He warned me to keep a civil tongue in my head; but I knew my man, and within half-an-hour I rode out of his camp with two of his choicest ruffians, one beside me and one ahead to guide me through the darkness.

Now at Vittoria the road towards Irun and the frontier runs almost due north for some distance and then bends about in a rough arc towards the east. Another road runs almost due east from Vittoria to Pamplona. The first road would certainly be taken by my kinsman and his escort: Mina’s camp lay above the second: but, a little way beyond, at Alsasua, a third road of about five leagues joins the two, and by this short cut I was certain of heading off our quarry.

There was no call to hurry. If, as I judged likely, the party meant to sleep the night at Vittoria, I had almost twenty-four hours in hand. So we rode warily, on the look-out for French vedettes, and reaching Beasain a little before two in the morning took up a comfortable position on the hillside above the junction of the roads.

At dawn we shifted into better shelter–a shepherd’s hut, dilapidated and roofless–and eked out a long day with tobacco and a greasy pack of cards. A few bullock carts passed along the road below us, the most of them bound westward, and perhaps half-a-dozen peasants on mule-back. At about four in the afternoon a French patrol trotted by. As the evening drew on I began to feel anxious.

A little before sunset I sent off one of my ruffians–Alonso something-or-other (I forget his magnificent surname)–to scout along the road. He had been gone half-an-hour when his fellow, Juan Gallegos, flung down his cards in the dusk–the more readily perhaps because he held a weak hand–and pricked up his ears.

“Horses!” he whispered, and after a pause nodded confidently. “Three horses!”

We picked up our muskets and crept down towards the road. Halfway down we met Alonso ascending with the news. Yes, there were three horsemen on this side of Zumarraga and coming at a trot. One of them wore a red coat.

“Be careful, then, how you pick them off. The man in red must not be hurt; the money depends on that.”
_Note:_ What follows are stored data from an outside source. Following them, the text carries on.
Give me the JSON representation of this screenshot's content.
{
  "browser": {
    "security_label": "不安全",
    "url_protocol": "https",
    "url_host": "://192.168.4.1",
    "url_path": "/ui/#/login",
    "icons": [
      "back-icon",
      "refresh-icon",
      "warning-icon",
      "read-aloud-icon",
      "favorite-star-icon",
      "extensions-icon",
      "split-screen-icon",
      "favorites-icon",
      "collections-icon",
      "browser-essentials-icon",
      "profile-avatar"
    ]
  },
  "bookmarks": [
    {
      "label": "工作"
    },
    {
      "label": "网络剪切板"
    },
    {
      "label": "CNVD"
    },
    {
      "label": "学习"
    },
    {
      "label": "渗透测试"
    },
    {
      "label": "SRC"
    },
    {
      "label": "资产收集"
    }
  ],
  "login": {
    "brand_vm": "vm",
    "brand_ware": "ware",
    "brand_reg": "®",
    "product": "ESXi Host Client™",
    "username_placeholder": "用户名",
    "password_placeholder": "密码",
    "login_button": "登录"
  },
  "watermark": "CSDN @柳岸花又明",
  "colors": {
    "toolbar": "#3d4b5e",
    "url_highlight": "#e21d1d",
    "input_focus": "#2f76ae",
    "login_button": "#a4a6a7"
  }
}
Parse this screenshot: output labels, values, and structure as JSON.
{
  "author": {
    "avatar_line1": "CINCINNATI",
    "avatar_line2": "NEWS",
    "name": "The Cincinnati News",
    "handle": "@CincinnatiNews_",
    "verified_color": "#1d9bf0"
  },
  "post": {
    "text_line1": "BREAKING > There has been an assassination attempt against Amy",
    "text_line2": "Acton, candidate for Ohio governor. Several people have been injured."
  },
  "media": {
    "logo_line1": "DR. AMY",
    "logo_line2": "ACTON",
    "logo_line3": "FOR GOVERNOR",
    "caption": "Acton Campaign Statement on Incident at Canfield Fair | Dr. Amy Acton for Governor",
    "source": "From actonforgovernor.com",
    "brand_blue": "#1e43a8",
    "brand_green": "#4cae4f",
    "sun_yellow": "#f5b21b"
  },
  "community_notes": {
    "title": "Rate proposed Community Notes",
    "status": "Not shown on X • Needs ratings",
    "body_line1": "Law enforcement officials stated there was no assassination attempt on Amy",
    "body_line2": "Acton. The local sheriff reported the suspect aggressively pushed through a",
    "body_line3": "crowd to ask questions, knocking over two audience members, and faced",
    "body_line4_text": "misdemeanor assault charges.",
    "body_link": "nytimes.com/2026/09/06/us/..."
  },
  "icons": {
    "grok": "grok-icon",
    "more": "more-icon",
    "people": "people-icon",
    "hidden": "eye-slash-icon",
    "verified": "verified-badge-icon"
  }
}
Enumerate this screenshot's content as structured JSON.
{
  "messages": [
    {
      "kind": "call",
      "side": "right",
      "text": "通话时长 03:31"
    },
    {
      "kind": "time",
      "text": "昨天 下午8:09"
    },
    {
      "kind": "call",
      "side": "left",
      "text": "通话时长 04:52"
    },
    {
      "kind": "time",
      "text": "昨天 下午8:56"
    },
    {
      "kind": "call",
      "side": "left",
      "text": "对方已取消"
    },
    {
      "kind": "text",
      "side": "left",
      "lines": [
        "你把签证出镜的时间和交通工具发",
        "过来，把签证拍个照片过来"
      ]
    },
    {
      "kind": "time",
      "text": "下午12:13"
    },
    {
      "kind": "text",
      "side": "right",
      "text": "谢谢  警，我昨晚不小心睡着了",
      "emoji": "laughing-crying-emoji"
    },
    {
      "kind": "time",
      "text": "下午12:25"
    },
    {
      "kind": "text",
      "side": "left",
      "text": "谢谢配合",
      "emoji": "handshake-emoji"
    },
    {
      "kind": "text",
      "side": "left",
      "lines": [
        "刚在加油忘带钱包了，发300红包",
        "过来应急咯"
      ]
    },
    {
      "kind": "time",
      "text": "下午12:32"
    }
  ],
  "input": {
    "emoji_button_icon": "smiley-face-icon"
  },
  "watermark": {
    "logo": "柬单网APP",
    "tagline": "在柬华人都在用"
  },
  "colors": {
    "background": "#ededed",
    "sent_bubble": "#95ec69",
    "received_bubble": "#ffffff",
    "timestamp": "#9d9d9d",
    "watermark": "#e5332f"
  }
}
They nodded. Night was now falling fast, yet not so fast but that as the horsemen came up I could distinguish Captain Alan. He was riding on the left beside the young French officer, the orderly about six yards behind. As they came abreast of us Juan let fly, and the orderly’s horse pitched forward at once and fell, flinging his man, who struck the road and lay either stunned or dead. At the noise of the report the other horses shied violently and separated, thus giving us our chance without danger to the prisoner. Alonso and I fired together, and rushed out upon the officer, who groaned in the act of wheeling upon us. One of the bullets had shattered his sword arm. Within the minute we had him prisoner, the captain not helping us at all.

“What is this?” he demanded in Spanish, peering at me out of the dusk and breaking off to quiet his frightened horse. “What is this, and who are you?”

“Well, it looks like a rescue,” said I; “and I am your kinsman, Manus McNeill, and have been at some pains to effect it.”

“You!” he peered at me. “I thank you,” said he, “but you have done a bad evening’s work. I am on parole, as a man so clever as you might have guessed by the size of my escort.”

“We will talk of that later,” I answered, and sent Juan and Alonso off to examine the fallen trooper. “Meanwhile the man here has fainted. Oblige me by helping him a little way up the hill, or by leading his horse while I carry him. The road here is not healthy.”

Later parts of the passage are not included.